Interaction of Credit and CC-0: Will people attribute people if data is in the public domain?  Well, there's a difference between the legal and the scientific conduct.  People stealing data will commit scientific suicide much like they commit scientific suicide when the steal ideas now (and get caught).                                                                                                                                  
                                                                                                                                                       
We have nearly everything to practice Open Science. Mainly a cultural issue - lack of incentives, fear of getting scooped  etc. cultural issues.  How to improve open science?  "Open science oath": As a reviewer, I'll bitch about non-open data and missing reproducability. See Open Science Peer Review Oath - Publication under currently under review (http://f1000research.com/articles/3-271/v1 )
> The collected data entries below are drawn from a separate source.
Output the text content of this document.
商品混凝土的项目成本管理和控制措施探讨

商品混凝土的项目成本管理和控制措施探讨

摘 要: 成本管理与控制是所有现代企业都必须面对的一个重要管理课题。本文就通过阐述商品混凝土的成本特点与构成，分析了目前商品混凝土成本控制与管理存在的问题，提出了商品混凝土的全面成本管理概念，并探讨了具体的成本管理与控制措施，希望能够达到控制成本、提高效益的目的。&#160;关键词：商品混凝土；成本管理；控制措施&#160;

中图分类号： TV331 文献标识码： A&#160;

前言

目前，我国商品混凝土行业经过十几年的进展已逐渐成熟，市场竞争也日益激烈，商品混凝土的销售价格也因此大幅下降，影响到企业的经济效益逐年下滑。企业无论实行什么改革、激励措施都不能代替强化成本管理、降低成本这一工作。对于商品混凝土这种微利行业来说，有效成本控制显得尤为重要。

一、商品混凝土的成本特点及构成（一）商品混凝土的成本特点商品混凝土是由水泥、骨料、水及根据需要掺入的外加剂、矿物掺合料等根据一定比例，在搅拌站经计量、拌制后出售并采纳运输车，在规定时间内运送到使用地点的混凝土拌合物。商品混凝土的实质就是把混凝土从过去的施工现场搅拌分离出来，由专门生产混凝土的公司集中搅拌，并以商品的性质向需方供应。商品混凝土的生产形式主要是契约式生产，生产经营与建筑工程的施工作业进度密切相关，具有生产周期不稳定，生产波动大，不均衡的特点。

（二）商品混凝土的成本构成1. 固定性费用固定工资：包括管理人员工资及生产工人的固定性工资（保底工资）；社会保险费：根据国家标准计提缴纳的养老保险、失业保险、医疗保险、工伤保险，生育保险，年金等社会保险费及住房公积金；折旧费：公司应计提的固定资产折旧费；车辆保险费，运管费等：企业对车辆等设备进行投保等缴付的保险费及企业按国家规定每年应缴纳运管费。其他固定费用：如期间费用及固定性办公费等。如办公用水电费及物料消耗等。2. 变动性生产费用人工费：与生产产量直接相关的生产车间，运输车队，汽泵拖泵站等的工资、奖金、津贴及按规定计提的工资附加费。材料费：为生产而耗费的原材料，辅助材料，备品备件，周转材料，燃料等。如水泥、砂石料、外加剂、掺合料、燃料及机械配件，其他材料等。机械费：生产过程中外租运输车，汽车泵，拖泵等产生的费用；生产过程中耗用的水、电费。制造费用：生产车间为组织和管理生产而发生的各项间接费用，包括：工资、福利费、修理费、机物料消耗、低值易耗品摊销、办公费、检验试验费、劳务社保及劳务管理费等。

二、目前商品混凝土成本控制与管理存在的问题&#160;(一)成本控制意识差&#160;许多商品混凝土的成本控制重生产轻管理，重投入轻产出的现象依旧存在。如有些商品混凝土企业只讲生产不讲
At last Cold Spring Harbor meeting people who didn't put up their code got mildly harrassed.
                                                                                                                                                       
Also: objective problems like privacy issues with patient data.  But then that's just a small fraction of the data we're talking about here.                                                                                
                                                                                                                                                       
Infrastructure issues: what happens if you move from one institute to the next?  What if you have a few terabytes of data and your new institute doesn't give you the online space for that? How is that then preserved?                                                                                                                                             
                                                                                                                                                       
Self-publication vs. repositories; some people feel professionally managed repositories are absolutely needed for credible data publishing suitable for use in publications hat might be in use for centuries.  


Identifiers
                                                                                                                                                       
Citing data, allowing the location of data, requires identifiers.  Some are there and cross-discipline.                                                                                                                        

ORCID: Author identifier.
                                                                                                                                                       
DOI: Digital object identifier, for papers but also for individual data sets. Experiences with them haven't been great so far, because minting DOIs isn't universally easy, and money is involved. The difficulties don't appear to be in DOI's design, though.
                                                                                                                                                       
purl.org: a formalised URL shortener. It's used for quite a few important things, and it would at least solve the problem of data moving with its self-publishing author.  Of course, maintenance of the purl might still hinge on a individual's preparedness to maintain the purl.


Software Carpentry

NGO to that supports the teaching of computational skill to scientist.